Ancak ABD’li Brookings Enstitüsü uzmanlarından Ömer Taşpınar, Erdoğan’ın göründüğü kadar güçlü, Türkiye’nin de Rusya ya da Çin üzere otoriter bir ülke olmadığı görüşünde.

“Erdoğan kazansa da, kaybetmeye mahkum”

Taşpınar, Asia Times‘ta yayımlanan tahlilinde, Batı’da Türkiye demokrasisinin olgunluğuna duyulan güvensizlik üzere Türkiye’de de Erdoğan’ın seçimleri kaybetmesi durumunda çekileceğine, barışçıl bir iktidar değişikliğinin mümkün olduğuna inanmakta zorlanan kesitler olduğuna dikkat çekerek, bunu “kaderci bir teslimiyet algısına” benzetti.

Aynı telaşlı yaklaşımın, bu seçimleri “Türkiye’nin diktatörlüğe kaymadan evvelki son şansı” olarak görenlerde de gözlemlediğine işaret eden Taşpınar, bunun “Türkiye gerçeklerini göz arkası eden bir yaklaşım” olarak nitelendirdi.

Taşpınar, “hiç olmadığı kadar güçsüz konumda” ve “varoluşsal bir mücadele” veriyor dediği Erdoğan için, “Devasa cumhurbaşkanlığı sarayını çevreleyen duvarların gerisindeki Erdoğan, gerçeklikten kopuk ve etrafı dalkavuklarla çevrili, yalnız bir adam” tabirlerini kullandı.

İnşa ettiği tek adam rejiminin Erdoğan’ı güçlendirmeye yetmediğine işaret eden Taşpınar, “Erdoğan 14 Mayıs’ta kazanırsa, bunu yönetme yetkinliği, ya da minimum fiyatı artırmak yahut emeklilik yaşını düşürmek üzere popülist siyasetleri sağlamış olmayacak. Kazanırsa şayet, çok fazla sayıda insan hâlâ onun siyaseten yenilemez olduğuna inandığı için kazanır” görüşünü aktardı.
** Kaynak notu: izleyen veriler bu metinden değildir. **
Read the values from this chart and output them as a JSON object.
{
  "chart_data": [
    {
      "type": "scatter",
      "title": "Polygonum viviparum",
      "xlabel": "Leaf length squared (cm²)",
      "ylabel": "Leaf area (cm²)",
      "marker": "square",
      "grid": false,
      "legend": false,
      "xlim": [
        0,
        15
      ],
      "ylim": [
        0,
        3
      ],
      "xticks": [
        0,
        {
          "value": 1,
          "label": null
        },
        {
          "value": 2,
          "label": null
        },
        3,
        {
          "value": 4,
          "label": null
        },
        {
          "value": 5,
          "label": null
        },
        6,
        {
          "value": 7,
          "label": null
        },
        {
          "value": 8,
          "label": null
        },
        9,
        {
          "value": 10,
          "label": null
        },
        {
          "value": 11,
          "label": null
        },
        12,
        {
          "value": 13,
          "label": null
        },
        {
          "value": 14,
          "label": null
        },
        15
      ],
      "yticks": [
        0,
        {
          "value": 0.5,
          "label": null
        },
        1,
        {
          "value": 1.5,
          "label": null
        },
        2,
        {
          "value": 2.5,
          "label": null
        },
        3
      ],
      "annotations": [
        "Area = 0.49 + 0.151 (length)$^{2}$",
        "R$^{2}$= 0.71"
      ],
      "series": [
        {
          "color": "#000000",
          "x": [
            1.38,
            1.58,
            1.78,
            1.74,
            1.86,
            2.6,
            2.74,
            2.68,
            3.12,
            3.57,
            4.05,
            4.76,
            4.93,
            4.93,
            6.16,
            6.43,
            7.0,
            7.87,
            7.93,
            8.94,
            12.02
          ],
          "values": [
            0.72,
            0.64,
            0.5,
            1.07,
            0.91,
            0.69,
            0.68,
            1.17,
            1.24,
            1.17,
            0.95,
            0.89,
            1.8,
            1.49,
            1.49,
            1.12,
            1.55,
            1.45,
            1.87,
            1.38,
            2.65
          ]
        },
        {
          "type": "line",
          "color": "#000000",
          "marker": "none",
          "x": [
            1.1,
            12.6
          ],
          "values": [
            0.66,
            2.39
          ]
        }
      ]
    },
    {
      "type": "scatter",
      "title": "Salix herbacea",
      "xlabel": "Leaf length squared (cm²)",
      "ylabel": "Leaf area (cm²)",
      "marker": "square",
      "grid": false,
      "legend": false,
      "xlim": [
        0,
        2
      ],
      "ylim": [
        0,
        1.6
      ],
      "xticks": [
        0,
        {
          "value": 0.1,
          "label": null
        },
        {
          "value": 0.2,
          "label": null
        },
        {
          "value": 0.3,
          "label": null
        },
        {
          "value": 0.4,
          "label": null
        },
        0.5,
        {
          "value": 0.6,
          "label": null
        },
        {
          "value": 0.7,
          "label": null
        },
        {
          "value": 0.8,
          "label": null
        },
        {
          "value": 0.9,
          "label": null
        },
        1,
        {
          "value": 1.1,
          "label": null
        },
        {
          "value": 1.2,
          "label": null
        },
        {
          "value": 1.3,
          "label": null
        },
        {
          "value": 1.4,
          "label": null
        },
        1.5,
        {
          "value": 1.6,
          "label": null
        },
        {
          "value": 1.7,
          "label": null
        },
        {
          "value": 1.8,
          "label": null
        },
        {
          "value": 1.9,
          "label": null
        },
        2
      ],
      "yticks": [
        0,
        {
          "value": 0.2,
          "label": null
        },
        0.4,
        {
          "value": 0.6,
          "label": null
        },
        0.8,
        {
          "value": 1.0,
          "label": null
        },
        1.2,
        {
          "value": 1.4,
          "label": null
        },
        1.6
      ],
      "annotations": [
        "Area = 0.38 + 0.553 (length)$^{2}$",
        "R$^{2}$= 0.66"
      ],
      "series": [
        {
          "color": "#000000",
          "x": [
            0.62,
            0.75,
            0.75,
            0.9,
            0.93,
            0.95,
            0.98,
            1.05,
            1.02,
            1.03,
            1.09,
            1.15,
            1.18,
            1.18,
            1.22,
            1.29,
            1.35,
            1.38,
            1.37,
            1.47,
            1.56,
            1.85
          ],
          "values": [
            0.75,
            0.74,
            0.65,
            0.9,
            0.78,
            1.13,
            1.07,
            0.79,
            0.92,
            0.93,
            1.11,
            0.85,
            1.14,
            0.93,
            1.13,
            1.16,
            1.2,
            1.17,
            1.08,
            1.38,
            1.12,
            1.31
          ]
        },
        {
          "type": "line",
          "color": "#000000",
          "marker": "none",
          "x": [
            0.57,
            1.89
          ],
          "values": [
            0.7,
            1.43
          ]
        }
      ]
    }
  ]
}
DW Türkçe’ye manisiz nasıl ulaşabilirim?

YORUMLAR

s

En az 10 karakter gerekli

Gönderdiğiniz yorum moderasyon ekibi tarafından incelendikten sonra yayınlanacaktır.

Sıradaki haber:

Sınıfta çektiği cinsel içerikli videoları satan öğretmenin evdeki hesabı çarşıya uymadı! Şimdi peş parasız

HIZLI YORUM YAP

Veri politikasındaki amaçlarla sınırlı ve mevzuata uygun şekilde çerez konumlandırmaktayız. Detaylar için veri politikamızı inceleyebilirsiniz.